安装R版本的 lightgbm, 相较于之前的 install.packages('xx') 分分钟完事, 会略显繁琐, 笔者在安装之初也是填了n次坑, 与 巨硬的R包作者 来往了好几次才成功, 故将安装过程笔记放在这里, 以饷后来人
注,任何疑问都返回 github blog留言,或者加QQ群..[174225475].. 共同探讨进步

  1. 非GPU版本
  1. GPU版本
    参考资料

应用

1. 回归

train_dt <- df1 %>% filter(label1!=0)
test_dt <- df1 %>% filter(label1==0)
indx1 <- sample(c(0,1),size = nrow(train_dt),replace = TRUE,prob = c(0.8,0.2))  
train1 <- train_dt %>% filter(indx1==0)
valid1 <- train_dt %>% filter(indx1==1)

library(lightgbm)
#lgb.unloader(wipe = TRUE)
bia1 <- train1 %>% 
  select(-ids1,-label1) %>% 
  data.matrix() # change class(Vars) into numeric
bia2 <- train1$price_1mi
dtrain <- lgb.Dataset(data=bia1,
                      label=bia2,
                      is_sparse=FALSE,
                      # colnames/categorical_feather used for specifying categorical feathers
                      colnames = colnames(train1 %>% select(-ids1,-label1)),
                      categorical_feature = c('cateVar1','cateVar2'))
 
bia3 <- valid1 %>% 
  select(-ids1,-label1) %>%
  data.matrix() # change class(Vars) into numeric
bia4 <- valid1$price_1mi
dtest <- lgb.Dataset.create.valid(dataset=dtrain,
                                  data=bia3,
                                  label=bia4)
valids <- list(test=dtest)

params <- list(objective = "regression", metric = "l2") # L2 not twelve
lgb1 <- lgb.train(params=params,
                  data=dtrain,
                  valids = valids,
                  min_data =1, # min data in a group
                  learning_rate=0.1, # smaller,slower,maybe more accurate
                  nrounds = 300,
                  early_stopping_rounds = 20) #if not better than last 20 rounds,stop

bia7 <- test_dt %>% 
  select(-ids1,-label1) %>%
  data.matrix() # change class(Vars) into numeric

pre.lgb=predict(lgb1,bia7)

2. 分类

根据官网demo文件提示

# We must convert factors to numeric
# They must be starting from number 0 to use multiclass
# For instance: 0, 1, 2, 3, 4, 5...
iris$Species <- as.numeric(as.factor(iris$Species)) - 1

so, 重要的事情说三遍! 重要的事情说三遍! 重要的事情说三遍 ... 也不一定记得住:

lightgbm 做分类预测, label 必须是 数值 且 起始于0

2.1 二分类

library(bit64)
library(data.table)
library(dplyr)
library(lightgbm)

info1 <- fread('./data2/info1.csv',header = TRUE,encoding = 'UTF-8')

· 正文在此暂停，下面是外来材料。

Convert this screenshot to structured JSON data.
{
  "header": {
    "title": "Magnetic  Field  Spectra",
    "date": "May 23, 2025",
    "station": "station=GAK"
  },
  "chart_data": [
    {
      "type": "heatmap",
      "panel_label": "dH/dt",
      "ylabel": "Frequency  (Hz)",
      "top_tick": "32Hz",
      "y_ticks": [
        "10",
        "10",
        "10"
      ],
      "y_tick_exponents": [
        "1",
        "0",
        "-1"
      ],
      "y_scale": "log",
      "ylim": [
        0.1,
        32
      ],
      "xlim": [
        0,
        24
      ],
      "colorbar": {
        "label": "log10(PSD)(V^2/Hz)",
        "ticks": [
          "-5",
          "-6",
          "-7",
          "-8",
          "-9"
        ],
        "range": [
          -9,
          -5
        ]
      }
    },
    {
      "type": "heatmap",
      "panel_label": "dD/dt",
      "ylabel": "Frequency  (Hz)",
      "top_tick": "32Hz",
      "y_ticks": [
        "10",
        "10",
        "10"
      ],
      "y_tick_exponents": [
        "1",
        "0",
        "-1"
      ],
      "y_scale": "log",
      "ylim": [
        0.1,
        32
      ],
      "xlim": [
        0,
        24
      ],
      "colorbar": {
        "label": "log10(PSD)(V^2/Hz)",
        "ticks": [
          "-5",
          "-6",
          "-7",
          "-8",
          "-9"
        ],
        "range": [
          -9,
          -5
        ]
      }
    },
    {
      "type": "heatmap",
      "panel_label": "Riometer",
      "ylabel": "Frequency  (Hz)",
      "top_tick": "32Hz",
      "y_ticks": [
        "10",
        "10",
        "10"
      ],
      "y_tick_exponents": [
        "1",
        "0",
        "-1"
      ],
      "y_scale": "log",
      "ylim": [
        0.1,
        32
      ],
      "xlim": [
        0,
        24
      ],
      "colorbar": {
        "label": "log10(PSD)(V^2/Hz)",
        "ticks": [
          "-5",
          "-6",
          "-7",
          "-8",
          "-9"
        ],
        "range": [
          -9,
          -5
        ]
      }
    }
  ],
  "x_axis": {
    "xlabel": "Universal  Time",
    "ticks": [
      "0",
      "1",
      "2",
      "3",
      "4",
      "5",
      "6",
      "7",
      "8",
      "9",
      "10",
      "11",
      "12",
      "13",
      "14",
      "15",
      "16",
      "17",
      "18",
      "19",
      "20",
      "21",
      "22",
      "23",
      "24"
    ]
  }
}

train_dt <- info1 %>% filter(!is.na(overdue))
test_dt <- info1 %>% filter(is.na(overdue))

set.seed(123)
train_dt$valid_inx <- sample(c(1,0),nrow(train_dt),replace = TRUE,prob = c(0.2,0.8))

bia1 <- train_dt %>% filter(valid_inx==0) %>% 
  select(-userid,-overdue,-valid_inx) %>% data.matrix()
bia2 <- 1-(train_dt %>% filter(valid_inx==0))$overdue
bia3 <- train_dt %>% filter(valid_inx==1) %>% 
  select(-userid,-overdue,-valid_inx) %>% data.matrix()
bia4 <- 1-(train_dt %>% filter(valid_inx==1))$overdue

dtrain <- lgb.Dataset(data = bia1, 
                      label = bia2,
                      is_sparse = FALSE,
                      # colnames/categorical_feather used for specifying categorical feathers
                      colnames = colnames(bia1),
                      categorical_feature = c('sex','occupation','education','marriage'))
dtest <- lgb.Dataset.create.valid(dtrain, 
                                  data = bia3, 
                                  label = bia4)
valids <- list(test = dtest)


## --- way2
param <- list(num_leaves =70, # 70/80 default,2^(max_depth)
              min_data_in_leaf=1, 
              learning_rate = 0.1, # smaller,slower,maybe more accurate
              is_unbalance=TRUE, # unbalance TrainingSet
              nthread = 3,
              verbose = 1,
              metric=c("AUC", "binary_logloss"), # evaluate rules
              objective = "binary")
lgb2 <- lgb.train(params=param, 
                  data=dtrain,
                  nrounds = 200,
                  early_stopping_rounds = 10,
                  valids = valids,
                  bagging_fraction = 0.7, # random sample ratio from trainSet
                  bagging_freq = 10, # random sample freq from trainSet
                  bagging_seed = 1) # set.seed

pred2 <- predict(lgb2,data.matrix(test_dt %>% select(-userid,-overdue)))
pred20 <- as.data.frame(cbind(userid=test_dt$userid,probability = 1-pred2))

2.2 多分类

多分类 与 二分类参数设置上的不同主要有:

  1. 需要设置 num_class(label类别数量)
params <- list(objective = "multiclass", metric = "multi_error", num_class = 3)
  1. predict 结果输出形式可以自定义
# A (30x3) matrix with the predictions, use parameter reshape
# class1 class2 class3
#   obs1   obs1   obs1
#   obs2   obs2   obs2
#   ....   ....   ....
my_preds <- predict(model, test[, 1:4], reshape = TRUE)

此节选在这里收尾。